Te animas y nos vemos ahí…?

Buscar otras maneras…

A veces simplemente, hay que buscar otras maneras.

La vida regularmente nos permite sortear dificultades, y es la única manera (pareciera) de aprender la lección de forma permanente.

Hay puertas que se cierran y corazones que no abren más sus brazos para nosotros, y eso está bien, porque decir lo contrario sería evidenciar egoísmo y eso no debería estar en el argumento de quien ama.

Hay espacios que ya no existen, ya sea porque se llenó el que había, o porque no pudo cumplirse con la demanda económica que permitía ensanchar la capacidad, como puede ocurrir con una cuenta libre, como esta.

Pero aun así…

Otros caminos existen. Si hay brazos que ya no están dispuestos a abrazarnos, habrán manos que aunque sean rocen las nuestras y esa será una de muchas esperanzas, para comenzar de nuevo.

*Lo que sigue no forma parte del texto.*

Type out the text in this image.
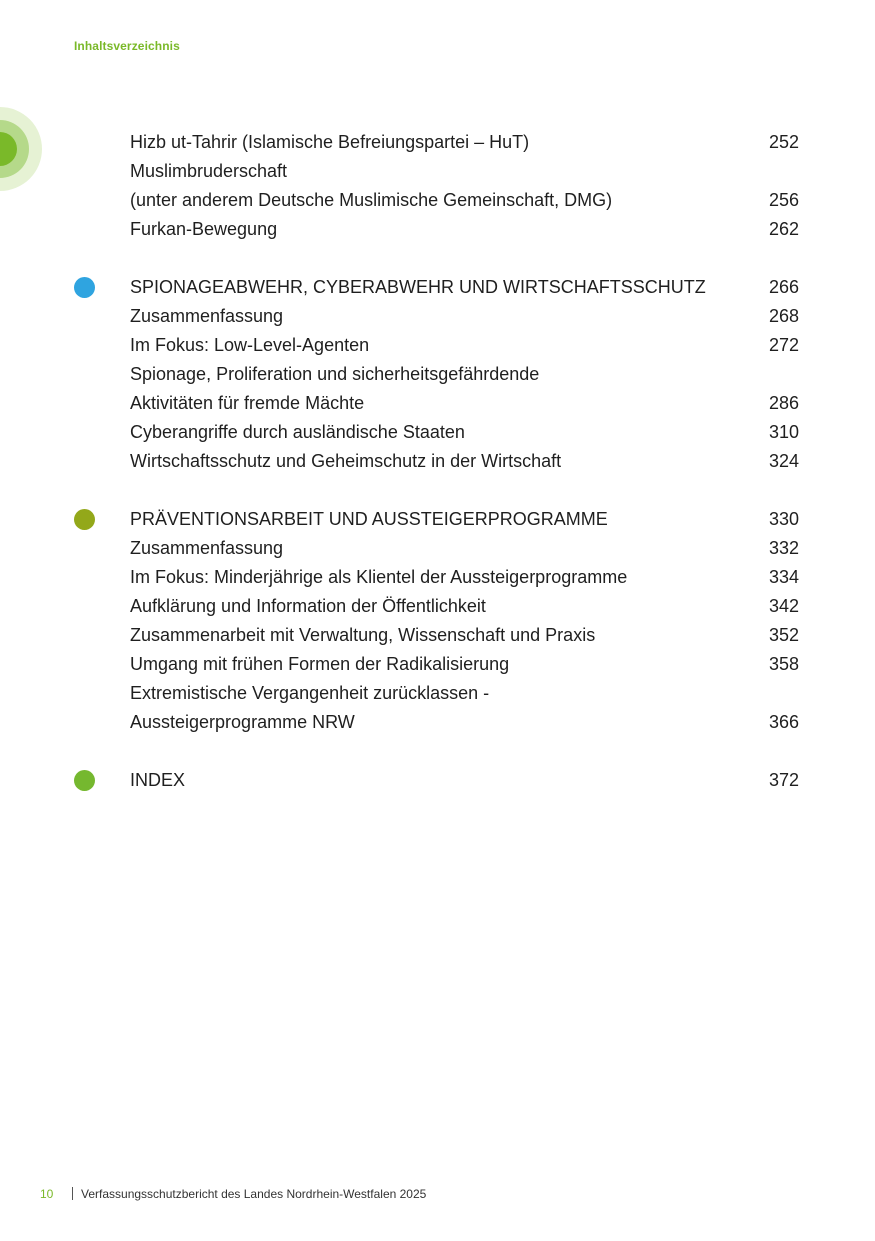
Inhaltsverzeichnis
Hizb ut-Tahrir (Islamische Befreiungspartei – HuT)	252
Muslimbruderschaft
(unter anderem Deutsche Muslimische Gemeinschaft, DMG)	256
Furkan-Bewegung	262
SPIONAGEABWEHR, CYBERABWEHR UND WIRTSCHAFTSSCHUTZ	266
Zusammenfassung	268
Im Fokus: Low-Level-Agenten	272
Spionage, Proliferation und sicherheitsgefährdende
Aktivitäten für fremde Mächte	286
Cyberangriffe durch ausländische Staaten	310
Wirtschaftsschutz und Geheimschutz in der Wirtschaft	324
PRÄVENTIONSARBEIT UND AUSSTEIGERPROGRAMME	330
Zusammenfassung	332
Im Fokus: Minderjährige als Klientel der Aussteigerprogramme	334
Aufklärung und Information der Öffentlichkeit	342
Zusammenarbeit mit Verwaltung, Wissenschaft und Praxis	352
Umgang mit frühen Formen der Radikalisierung	358
Extremistische Vergangenheit zurücklassen -
Aussteigerprogramme NRW	366
INDEX	372
10 Verfassungsschutzbericht des Landes Nordrhein-Westfalen 2025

Si no hay espacio en una hoja, pues tendremos que buscar otro cuaderno, porque lo que no podemos permitir es que muestra historia no sea escrita (por supuesto, sólo para los que tenemos necesidad de eso).

PD: creo que me va a tocar hacer un segundo blog, como parte de buscar otro camino, otras manera, otra alternativa.

Los "no" están hechos,
Los "si" hay que buscarlos.

Ventanita de luz

Mantos grises abundan por todos lados, pero si nos atrevemos a mirar un poco más allá es posible encontrar ventanitas de luz.

Las decepciones son algo que tendremos que enfrentar con más frecuencia de la que quisiéramos, pero inevitablemente suceden. Nos decepcionan y nosotros también, decepcionamos (porque no podemos excluirnos de esa realidad).

Si nos quedamos en lo que otros nos hacen, seremos víctimas eternas. Si nos hacemos conscientes de que también lastimamos, pediremos perdón y también estaremos dispuestos a perdonar.

Busquemos la ventanita de luz, por mucho que este gris todo lo que aparentemente vemos.

Cielo… vida ☁️ 🌞

Como cielo diverso es nuestra vida, llena nubarrones que parecen no cesar, con ventanas azules en el fondo, donde quisiéramos quedarnos.

El viento de los acontecimientos nos mueve y a veces comienza a llover en nosotros antes que en el cielo. Todo termina mojado, alborotado y revuelto.

Entonces algo se despeja, inusitadamente llega la sensatez abrazada de la calma, y los rayos de sol se convierten en pequeños universos luminosos que nos acompañan, mientras dura la brevedad de la sonrisa.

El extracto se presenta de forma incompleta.